CAIRO, EGYPT (Worthy News)-- At least four Christians and one Muslim, all men, were killed and a church damaged in sectarian clashes just outside Egypt's capital, security sources confirmed.
Officials said the overnight violence in the town of Khusus, about 25 kilometers (16 miles) northeast of Cairo, was triggered by young Muslims who drew upside down crosses on an Islamic institute.
Christian onlookers began quarreling with the Muslims and soon residents wielding guns began firing on one another, police said.
However some residents said the violence was sparked by feuding families while others told reporters that the fight began after a woman was verbally harassed in the street.
The different accounts could not be immediately reconciled.
LOCAL CHURCH ATTACKED
State news agency MENA reported that unidentified assailants had attacked the local church during the clashes and set parts of it on fire. Police reportedly stepped up security at the damaged church after Muslim youths began gathering in the area.
Broken glass from smashed shop windows littered the street, where the hulks of several burnt out cars stood, news reporters said.
A tense calm returned to the town later Saturday, April 6, with more than a dozen police cars reportedly patrolling the streets.

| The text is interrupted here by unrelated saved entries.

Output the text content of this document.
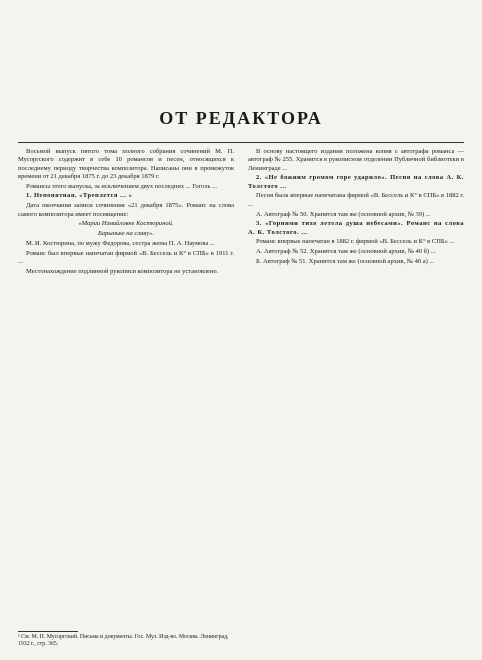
ОТ РЕДАКТОРА

Восьмой выпуск пятого тома полного собрания сочинений М. П. Мусоргского содержит в себе 10 романсов и песен, относящихся к последнему периоду творчества композитора. Написаны они в промежуток времени от 21 декабря 1875 г. до 23 декабря 1879 г.

Романсы этого выпуска, за исключением двух последних ... Гоголь ...

1. Непонятная. «Треплется ... »

Дата окончания записи сочинения «21 декабря 1875». Романс на слова самого композитора имеет посвящение:

«Марии Измайловне Костюриной.

Барыньке на славу».

М. И. Костюрина, по мужу Федорова, сестра жены П. А. Наумова ...

Романс был впервые напечатан фирмой «В. Бессель и К° в СПБ» в 1911 г. ...

Местонахождение подлинной рукописи композитора не установлено.

В основу настоящего издания положена копия с автографа романса — автограф № 255. Хранится в рукописном отделении Публичной библиотеки в Ленинграде ...

2. «Не божиим громом горе ударило». Песня на слова А. К. Толстого ...

Песня была впервые напечатана фирмой «В. Бессель и К° в СПБ» в 1882 г. ...

А. Автограф № 50. Хранится там же (основной архив, № 39) ...

3. «Горними тихо летела душа небесами». Романс на слова А. К. Толстого. ...

Романс впервые напечатан в 1882 г. фирмой «В. Бессель и К° в СПБ» ...

А. Автограф № 52. Хранится там же (основной архив, № 40 б) ...

Б. Автограф № 51. Хранится там же (основной архив, № 40 а) ...

¹ См. М. П. Мусоргский. Письма и документы. Гос. Муз. Изд-во. Москва. Ленинград, 1932 г., стр. 365.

Police said they detained 15 people following the clashes.
However Christians complained that security forced arrived long after the violence began and did nothing to intervene.
POLICE TEAR GAS
"Police fired tear gas and we all left," The Associated Press (AP) news agency quoted 36 year-old Atef Atta, a Christian resident, as saying.
"Christians are always victims and the government doesn't do anything."
The latest violence underscored wider concerns among Christians, who make up some 10 percent of Egypt's 85 million.
Christians say there have been a growing number of often deadly attacks in Muslim-majority Egypt since the overthrow of former President Hosni Mubarak in 2011 gave more freedom to hardline Islamists who were repressed under his rule.
Critics point out however that Christian-Muslim tensions also flared under the former regime of Mubarak, and say a bomb killed Coptic worshipers just weeks before the 2011 uprising against his rule broke out.
ANTI-CHRISTIAN STATEMENTS
Egyptian Christian leaders counter that that a lack of security and political tension, along with anti-Christian statements by some ultraconservative Islamic clerics might give extremists a freer hand to attack churches and Coptic property, especially in the country's poorer areas.
President Mohamed Mursi, a Muslim Brotherhood leader elected in June, has come under international pressure to improve rights of religious minorities, including Christians.
His office released a statement Saturday, April 6, condemning the latest violence and "any actions aimed at disrupting unity and cohesion of Egyptian society."
The president's Muslim Brotherhood group also said it was angry about the sectarian violence.
"Security authorities should take all measures to resolve the problem and religious figures should intervene to end the tension," Freedom and Justice Party Chairman Saad el-Katatni said in a statement to media.
Though the president reportedly promised to protect the rights of the mainly Coptic Christians in the country, attacks continue prompting thousands of Christians to flee Egypt, rights groups say.